21. The method of claim 20, comprising treating the subject with an alternative therapy other than an ALK inhibitor if no detectable TALK is present in the cancer cell of the subject.

22. The method of claim 20, wherein the cancer is selected from the group consisting of melanoma, thyroid carcinoma, lung adenocarcinoma, lung squamous cell carcinoma, renal clear cell carcinoma, and breast cancer.

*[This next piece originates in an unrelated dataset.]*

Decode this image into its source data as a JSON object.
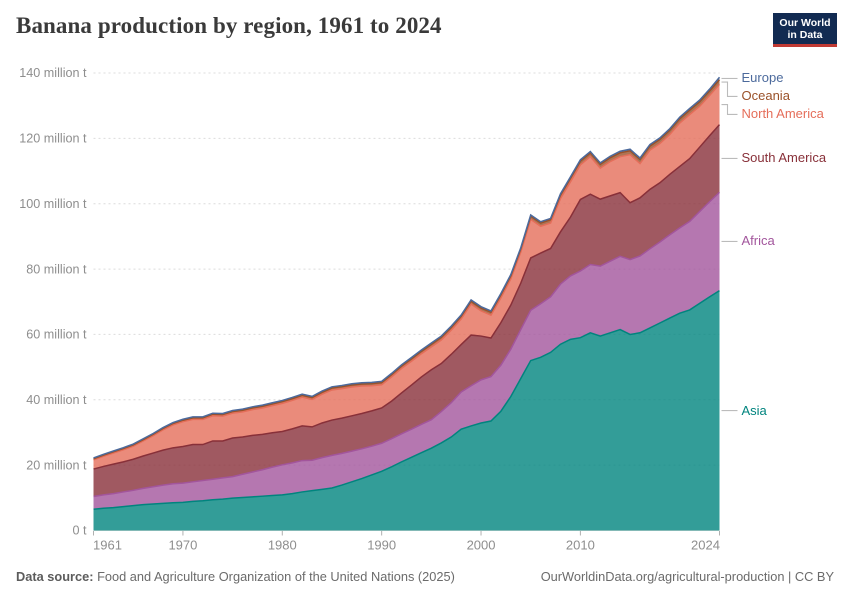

23. The method of claim 20, wherein the ALK inhibitor is selected from the group consisting of crizotinib, ceritinib, NVP-TAE684, alectinib; AP26113, ASP-3026, CEP-37440, NMS-E628, PF-06463922, TSR-011, RXDX-101, and X-396.

24. A kit for determining whether an anti-cancer effect is likely to be produced in a cancer by an ALK inhibitor, comprising a means for determining the presence of a detectable TALK in one or more cell of the cancer.

25. The kit of claim 24, comprising means for determining the level of a TALK mRNA transcript, a TALK cDNA molecule corresponding thereto, and/or a TALK polypeptide encoded thereby in one or more cell of the cancer.

26. The kit of claim 25, wherein the means for determining the level of a TALK mRNA transcript is selected from the group consisting of probe hybridization, polymerase chain reaction (PCR), Northern blot, sequencing, microarray, and combinations thereof.

27. The kit of claim 25, wherein the means for determining the level of a TALK cDNA molecule is PCR.

28. The kit of claim 25, wherein the means for determining the level of a TALK polypeptide is selected from the group consisting of antibody binding, immunohistochemistry, Western blot, a functional assay, enzyme linked immunosorbent assay (ELISA), radioimmunoassays (RIA), enzyme immunoassays (EIA), mass spectrometry, 1-D or 2-D gel-based analysis system, immunoprecipitation, and combinations thereof.